Há muito que trabalhadores humanitários dizem que o sistema de saúde em Gaza estava em colapso, o que reduz a capacidade dos hospitais fornecerem cirurgias de reconstrução. Além disso, estradas foram destruídas — dificultando o acesso a algumas áreas — e, de acordo com os trabalhadores, escombros podem estar escondendo munições não detonadas, tornando perigosas algumas viagens para coletar dados ou prestar assistência.
— Os principais hospitais que costumavam realizar cirurgias reconstrutivas em Gaza também ficaram sem equipamentos e especialistas capacitados para realizá-las — afirmou Sahloul.
Os autores também escreveram que abordar a crescente lacuna entre a necessidade de cirurgia reconstrutiva devido ao conflito e a capacidade do sistema de saúde “exige um consenso sobre o volume e o padrão das lesões, bem como a capacidade de prever lesões futuras”.
A equipe construiu um modelo usando dados de ataques, mapeamento aeroespacial e estimativas de densidade populacional de fontes humanitárias, governamentais e da mídia.
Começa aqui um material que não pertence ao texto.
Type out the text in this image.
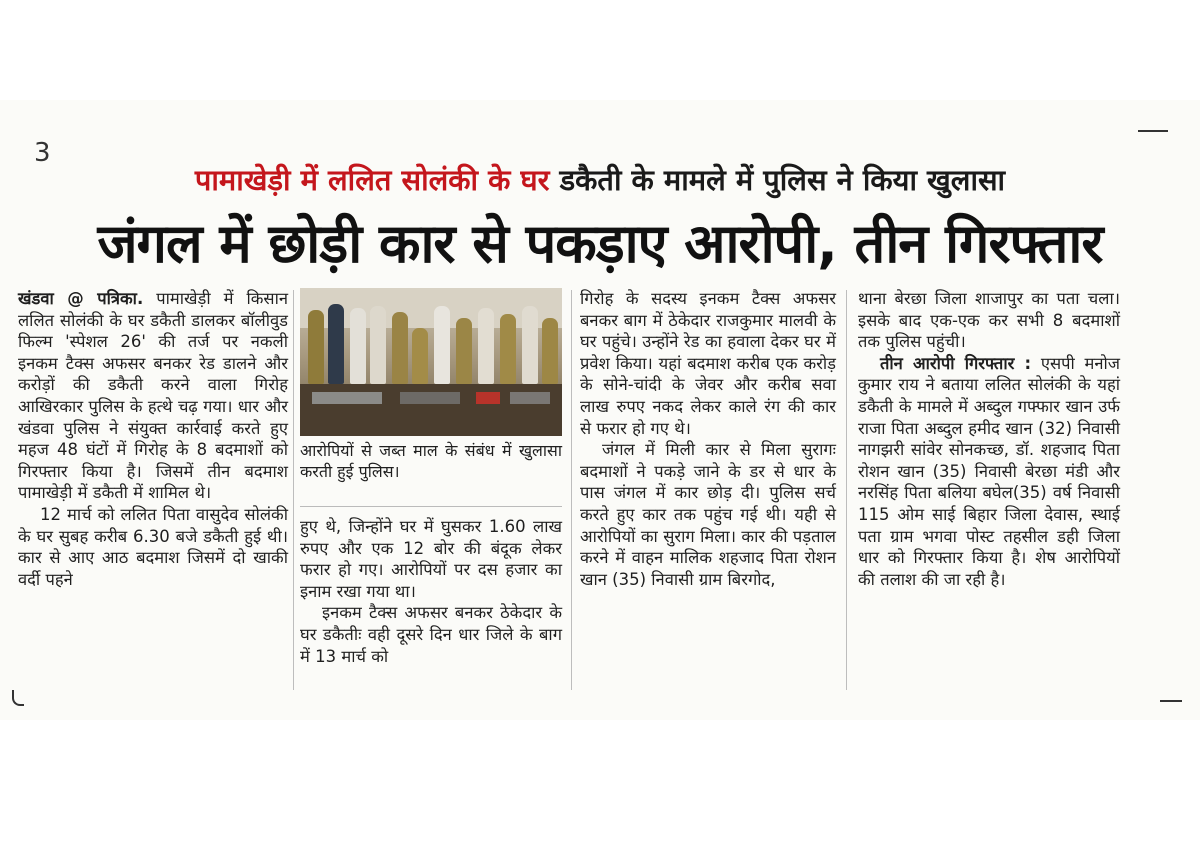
3
पामाखेड़ी में ललित सोलंकी के घर डकैती के मामले में पुलिस ने किया खुलासा
जंगल में छोड़ी कार से पकड़ाए आरोपी, तीन गिरफ्तार

खंडवा @ पत्रिका. पामाखेड़ी में किसान ललित सोलंकी के घर डकैती डालकर बॉलीवुड फिल्म 'स्पेशल 26' की तर्ज पर नकली इनकम टैक्स अफसर बनकर रेड डालने और करोड़ों की डकैती करने वाला गिरोह आखिरकार पुलिस के हत्थे चढ़ गया। धार और खंडवा पुलिस ने संयुक्त कार्रवाई करते हुए महज 48 घंटों में गिरोह के 8 बदमाशों को गिरफ्तार किया है। जिसमें तीन बदमाश पामाखेड़ी में डकैती में शामिल थे।

12 मार्च को ललित पिता वासुदेव सोलंकी के घर सुबह करीब 6.30 बजे डकैती हुई थी। कार से आए आठ बदमाश जिसमें दो खाकी वर्दी पहने

आरोपियों से जब्त माल के संबंध में खुलासा करती हुई पुलिस।

हुए थे, जिन्होंने घर में घुसकर 1.60 लाख रुपए और एक 12 बोर की बंदूक लेकर फरार हो गए। आरोपियों पर दस हजार का इनाम रखा गया था।

इनकम टैक्स अफसर बनकर ठेकेदार के घर डकैतीः वही दूसरे दिन धार जिले के बाग में 13 मार्च को

गिरोह के सदस्य इनकम टैक्स अफसर बनकर बाग में ठेकेदार राजकुमार मालवी के घर पहुंचे। उन्होंने रेड का हवाला देकर घर में प्रवेश किया। यहां बदमाश करीब एक करोड़ के सोने-चांदी के जेवर और करीब सवा लाख रुपए नकद लेकर काले रंग की कार से फरार हो गए थे।

जंगल में मिली कार से मिला सुरागः बदमाशों ने पकड़े जाने के डर से धार के पास जंगल में कार छोड़ दी। पुलिस सर्च करते हुए कार तक पहुंच गई थी। यही से आरोपियों का सुराग मिला। कार की पड़ताल करने में वाहन मालिक शहजाद पिता रोशन खान (35) निवासी ग्राम बिरगोद,

थाना बेरछा जिला शाजापुर का पता चला। इसके बाद एक-एक कर सभी 8 बदमाशों तक पुलिस पहुंची।

तीन आरोपी गिरफ्तार : एसपी मनोज कुमार राय ने बताया ललित सोलंकी के यहां डकैती के मामले में अब्दुल गफ्फार खान उर्फ राजा पिता अब्दुल हमीद खान (32) निवासी नागझरी सांवेर सोनकच्छ, डॉ. शहजाद पिता रोशन खान (35) निवासी बेरछा मंडी और नरसिंह पिता बलिया बघेल(35) वर्ष निवासी 115 ओम साई बिहार जिला देवास, स्थाई पता ग्राम भगवा पोस्ट तहसील डही जिला धार को गिरफ्तार किया है। शेष आरोपियों की तलाश की जा रही है।
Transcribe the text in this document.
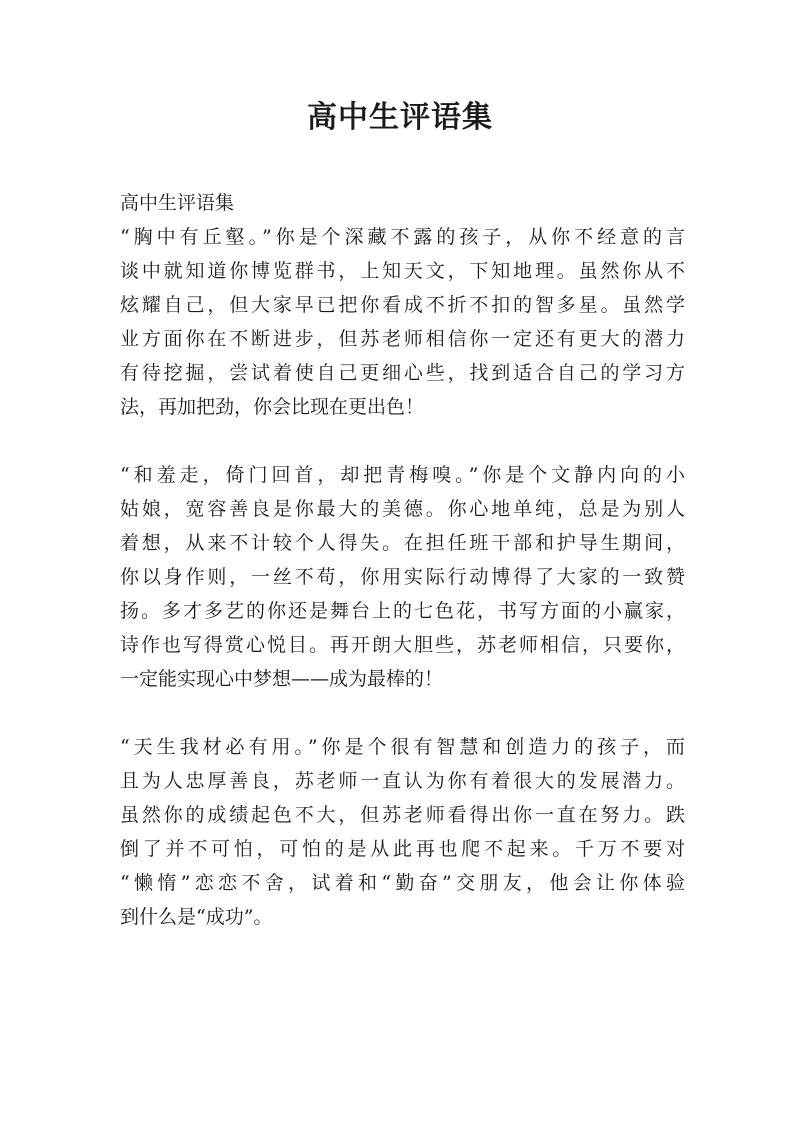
高中生评语集

高中生评语集

“胸中有丘壑。”你是个深藏不露的孩子，从你不经意的言
谈中就知道你博览群书，上知天文，下知地理。虽然你从不
炫耀自己，但大家早已把你看成不折不扣的智多星。虽然学
业方面你在不断进步，但苏老师相信你一定还有更大的潜力
有待挖掘，尝试着使自己更细心些，找到适合自己的学习方
法，再加把劲，你会比现在更出色！
“和羞走，倚门回首，却把青梅嗅。”你是个文静内向的小
姑娘，宽容善良是你最大的美德。你心地单纯，总是为别人
着想，从来不计较个人得失。在担任班干部和护导生期间，
你以身作则，一丝不苟，你用实际行动博得了大家的一致赞
扬。多才多艺的你还是舞台上的七色花，书写方面的小赢家，
诗作也写得赏心悦目。再开朗大胆些，苏老师相信，只要你，
一定能实现心中梦想——成为最棒的！
“天生我材必有用。”你是个很有智慧和创造力的孩子，而
且为人忠厚善良，苏老师一直认为你有着很大的发展潜力。
虽然你的成绩起色不大，但苏老师看得出你一直在努力。跌
倒了并不可怕，可怕的是从此再也爬不起来。千万不要对
“懒惰”恋恋不舍，试着和“勤奋”交朋友，他会让你体验
到什么是“成功”。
O modelo, portanto, constatou que, até maio de 2025, ocorreram entre 29 mil e 46 mil lesões que exigiram cirurgia reconstrutiva.
Sahloul, que estava em Gaza no início de 2024 trabalhando nas cidades de Khan Younis e Rafah, disse que ele e seus colegas viram um grande número de lesões por esmagamento — que ocorrem quando força ou pressão excessiva é aplicada em uma parte do corpo — após eventos com múltiplas vítimas.
— A maioria desses pacientes fica sem tratamento adequado para as feridas e cirurgia reconstrutiva devido à falta de cirurgiões disponíveis — disse ele à ABC. — E a guerra piorou ainda mais depois que eu saí. Então, não me surpreenderia se esse número fosse preciso, embora seja muito difícil prever com exatidão o número de pacientes.
De acordo com o Ministério da Saúde de Gaza, controlado pelo Hamas, pelo menos 1.500 pessoas foram mortas desde o anúncio do cessar-fogo, em outubro do ano passado. E, por isso, não seria surpreendente ver o número de feridos graves aumentar, segundo Shaloul.
— Esses números são astronômicos e, se forem precisos, representam um enorme fardo para o sistema de saúde da região — afirmou o médico. — Infelizmente, a maioria desses pacientes terá complicações, infecções e morrerá enquanto aguarda a cirurgia.